Under the foreclosure judgment and sections 257 and 260 of the Code of Civil Procedure (now sections 3 and 6, rule 70, of the Rules of Court), the petitioner is entitled, upon failure of the respondent Agustin Jocson to satisfy such judgment in due time, to have the mortgaged property sold and, in case the proceeds of the sale are not sufficient, to a deficiency judgment upon which execution may issue immediately. The parties are not authorized to change the procedure prescribed by law. (Diaz and Rubillos vs. Mendezona and De Poli, 43 Phil. 472.) The legal provisions above mentioned, however, contemplate a situation where the mortgage lien subsists. In the Case before us, the lien has been extinguished when the land was confiscated by the Government for tax delinquency. The tax lien was superior to the lien in favor of the judgment creditor and the presumption is that the confiscation of the land was legally effected.

It is true that the respondent Agustin Jocson might have had the right to repurchase the confiscated land, but it was not obligatory on the part of the petitioner to have said right sold by the sheriff, in place qf the mortgaged property itself. A mortgagee has the right to rely on the mortgaged property, undiminished and unimpaired by any superior lien or legal impediment brought about by the act or omission of the mortgagor. This pronouncement finds support in the case of De los Reyes vs. Court of First Instance of Batangas, 55 Phil. 408, wherein we held that in a mortgage foreclosure proceeding the court has jurisdiction to grant an attachment against the property of the debtor, to be levied upon property not covered by the mortgage, upon proper showing by affidavit that the value of the mortgaged property is insufficient to cover the debt and that the debtor has disposed, or is about to dispose, of his other property with intent to defraud the creditor

The respondent Agustin Jocson alleges in his amended answer that his ownership over the land in question is intact, subject only to the obligations for taxes due and payable, and that the delinquent taxes for which said property was confiscated have already been paid. Without deciding whether such allegations are true, we hold that the petitioner should not be burdened with the task of determining whether said land has in fact been subsequently released by the Government. Besides, the point is immaterial, since in the case of Montinola vs. Tuason and Locsin, 35 Phil. 113, the judgment creditor in a foreclosure proceeding was allowed to collect his judgment by an ordinary execution, and the mortgagor, or his successors in interest, to redeem the property sold thereunder. Again, in Hijos de I. de la Rama vs. Sajo, 45 Phil. 703, cited in Salomon and Lachica vs. Dantes, 63 Phil. 522, it was pointed out that "the rule is well established that the creditor may waive whatever security he has and maintain a personal action, in the absence of statutory provisions."

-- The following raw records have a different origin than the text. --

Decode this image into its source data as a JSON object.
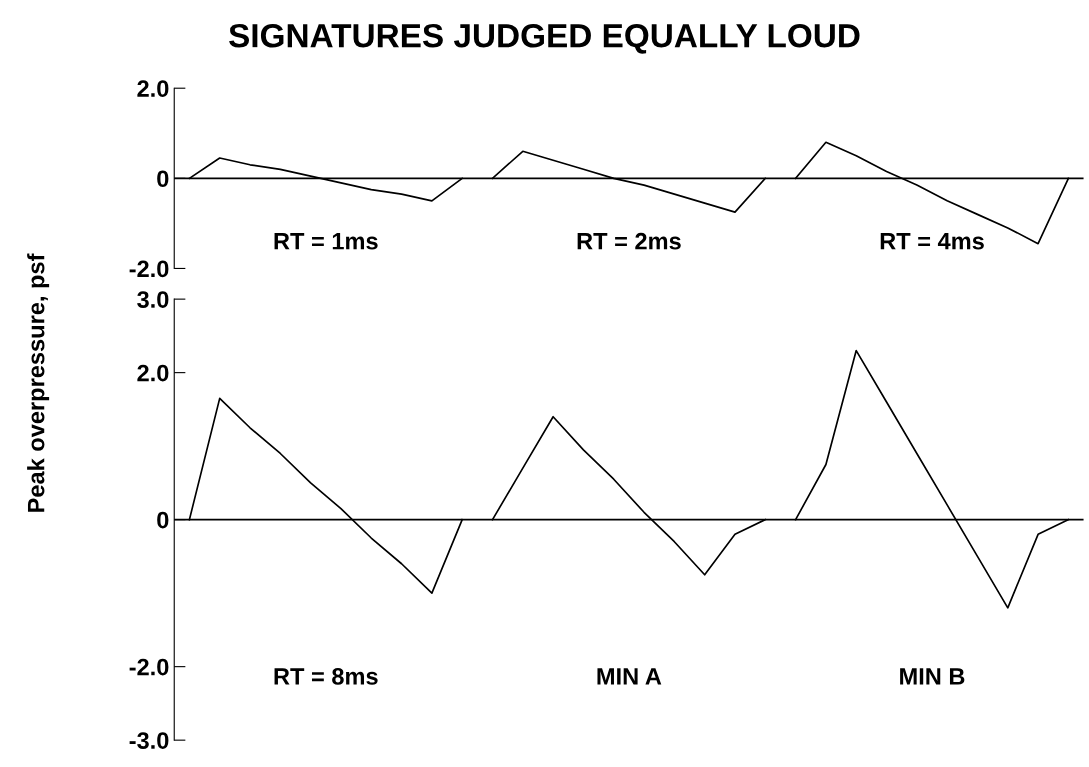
{
  "chart_data": [
    {
      "type": "line",
      "title": "SIGNATURES JUDGED EQUALLY LOUD",
      "ylabel": "Peak overpressure, psf",
      "categories": [
        null,
        null,
        null,
        null,
        null,
        null,
        null,
        null,
        null,
        null,
        null,
        null,
        null,
        null,
        null,
        null,
        null,
        null,
        null,
        null,
        null,
        null,
        null,
        null,
        null,
        null,
        null,
        null,
        null,
        null
      ],
      "series": [
        {
          "color": "#000000",
          "values": [
            0,
            0.45,
            0.3,
            0.2,
            0.05,
            -0.1,
            -0.25,
            -0.35,
            -0.5,
            0,
            null,
            null,
            null,
            null,
            null,
            null,
            null,
            null,
            null,
            null,
            null,
            null,
            null,
            null,
            null,
            null,
            null,
            null,
            null,
            null
          ]
        },
        {
          "color": "#000000",
          "values": [
            null,
            null,
            null,
            null,
            null,
            null,
            null,
            null,
            null,
            null,
            0,
            0.6,
            0.4,
            0.2,
            0.0,
            -0.15,
            -0.35,
            -0.55,
            -0.75,
            0,
            null,
            null,
            null,
            null,
            null,
            null,
            null,
            null,
            null,
            null
          ]
        },
        {
          "color": "#000000",
          "values": [
            null,
            null,
            null,
            null,
            null,
            null,
            null,
            null,
            null,
            null,
            null,
            null,
            null,
            null,
            null,
            null,
            null,
            null,
            null,
            null,
            0,
            0.8,
            0.5,
            0.15,
            -0.15,
            -0.5,
            -0.8,
            -1.1,
            -1.45,
            0
          ]
        }
      ],
      "annotations": [
        "RT = 1ms",
        "RT = 2ms",
        "RT = 4ms"
      ],
      "ylim": [
        -2.0,
        2.0
      ],
      "yticks": [
        {
          "value": 2.0,
          "label": "2.0"
        },
        0,
        {
          "value": -2.0,
          "label": "-2.0"
        }
      ],
      "ref_lines": [
        {
          "axis": "y",
          "value": 0,
          "color": "#000000"
        }
      ],
      "tick_labels": "y",
      "grid": false,
      "legend": false,
      "marker": "none",
      "line_style": "solid"
    },
    {
      "type": "line",
      "categories": [
        null,
        null,
        null,
        null,
        null,
        null,
        null,
        null,
        null,
        null,
        null,
        null,
        null,
        null,
        null,
        null,
        null,
        null,
        null,
        null,
        null,
        null,
        null,
        null,
        null,
        null,
        null,
        null,
        null,
        null
      ],
      "series": [
        {
          "color": "#000000",
          "values": [
            0,
            1.65,
            1.25,
            0.9,
            0.5,
            0.15,
            -0.25,
            -0.6,
            -1.0,
            0,
            null,
            null,
            null,
            null,
            null,
            null,
            null,
            null,
            null,
            null,
            null,
            null,
            null,
            null,
            null,
            null,
            null,
            null,
            null,
            null
          ]
        },
        {
          "color": "#000000",
          "values": [
            null,
            null,
            null,
            null,
            null,
            null,
            null,
            null,
            null,
            null,
            0,
            0.7,
            1.4,
            0.95,
            0.55,
            0.1,
            -0.3,
            -0.75,
            -0.2,
            0,
            null,
            null,
            null,
            null,
            null,
            null,
            null,
            null,
            null,
            null
          ]
        },
        {
          "color": "#000000",
          "values": [
            null,
            null,
            null,
            null,
            null,
            null,
            null,
            null,
            null,
            null,
            null,
            null,
            null,
            null,
            null,
            null,
            null,
            null,
            null,
            null,
            0,
            0.75,
            2.3,
            1.6,
            0.9,
            0.2,
            -0.5,
            -1.2,
            -0.2,
            0
          ]
        }
      ],
      "annotations": [
        "RT = 8ms",
        "MIN A",
        "MIN B"
      ],
      "ylim": [
        -3.0,
        3.0
      ],
      "yticks": [
        {
          "value": 3.0,
          "label": "3.0"
        },
        {
          "value": 2.0,
          "label": "2.0"
        },
        0,
        {
          "value": -2.0,
          "label": "-2.0"
        },
        {
          "value": -3.0,
          "label": "-3.0"
        }
      ],
      "ref_lines": [
        {
          "axis": "y",
          "value": 0,
          "color": "#000000"
        }
      ],
      "tick_labels": "y",
      "grid": false,
      "legend": false,
      "marker": "none",
      "line_style": "solid"
    }
  ]
}
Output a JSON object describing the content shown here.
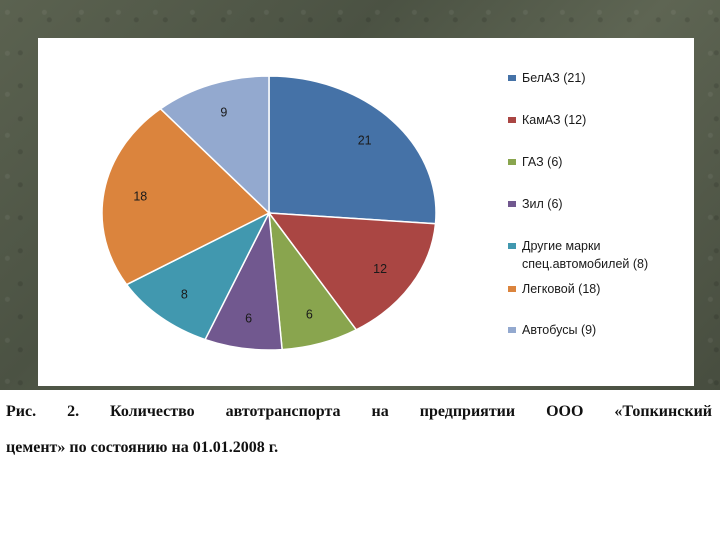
{
  "chart_data": {
    "type": "pie",
    "categories": [
      "БелАЗ",
      "КамАЗ",
      "ГАЗ",
      "Зил",
      "Другие марки спец.автомобилей",
      "Легковой",
      "Автобусы"
    ],
    "values": [
      21,
      12,
      6,
      6,
      8,
      18,
      9
    ],
    "slice_labels": [
      "21",
      "12",
      "6",
      "6",
      "8",
      "18",
      "9"
    ],
    "colors": [
      "#4572A7",
      "#AA4643",
      "#89A54E",
      "#71588F",
      "#4198AF",
      "#DB843D",
      "#93A9CF"
    ],
    "legend": {
      "position": "right",
      "entries": [
        [
          "БелАЗ (21)"
        ],
        [
          "КамАЗ (12)"
        ],
        [
          "ГАЗ (6)"
        ],
        [
          "Зил (6)"
        ],
        [
          "Другие марки",
          "спец.автомобилей (8)"
        ],
        [
          "Легковой (18)"
        ],
        [
          "Автобусы (9)"
        ]
      ]
    }
  },
  "caption": {
    "line1": "Рис. 2. Количество автотранспорта на предприятии ООО «Топкинский",
    "line2": "цемент» по состоянию на 01.01.2008 г."
  }
}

Practical considerations further support the granting of the writ of mandamus prayed for by the petitioner. His judgment has long become final and executory. Notwithstanding the apparent solvency of the respondent Agustin Jocson, he has failed to pay the petitioner's judgment. If it be true that respondent is still the absolute owner of the mortgaged property, nothing can prevent him from offering it to the sheriff as one of the properties leviable under an ordinary execution, and by simply being present at the sale, he may direct the order in which said properties shall be sold. (Section 457 of the Code of Civil Procedure, now section 19 of rule 39 of the Rules of Court.)

There being no question that the judgment in the foreclosure action has long become final and executory, the petitioner is entitled as of right to the execution of said judgment (section 1, rule 39, Rules of Court; Fiesta vs. Llorente, 25 Phil. 554; Lim vs. Singian and Soler, 37 Phil. 817), and it accordingly becomes the legal duty of the respondent Judge to direct the issuance of the writ of execution sought by the petitioner.

The petition for a writ of mandamus is granted, with costs against the respondent Agustin Jocson. So ordered.

Diaz, Moran, Horrilleno, and Ozaeta, JJ., concur.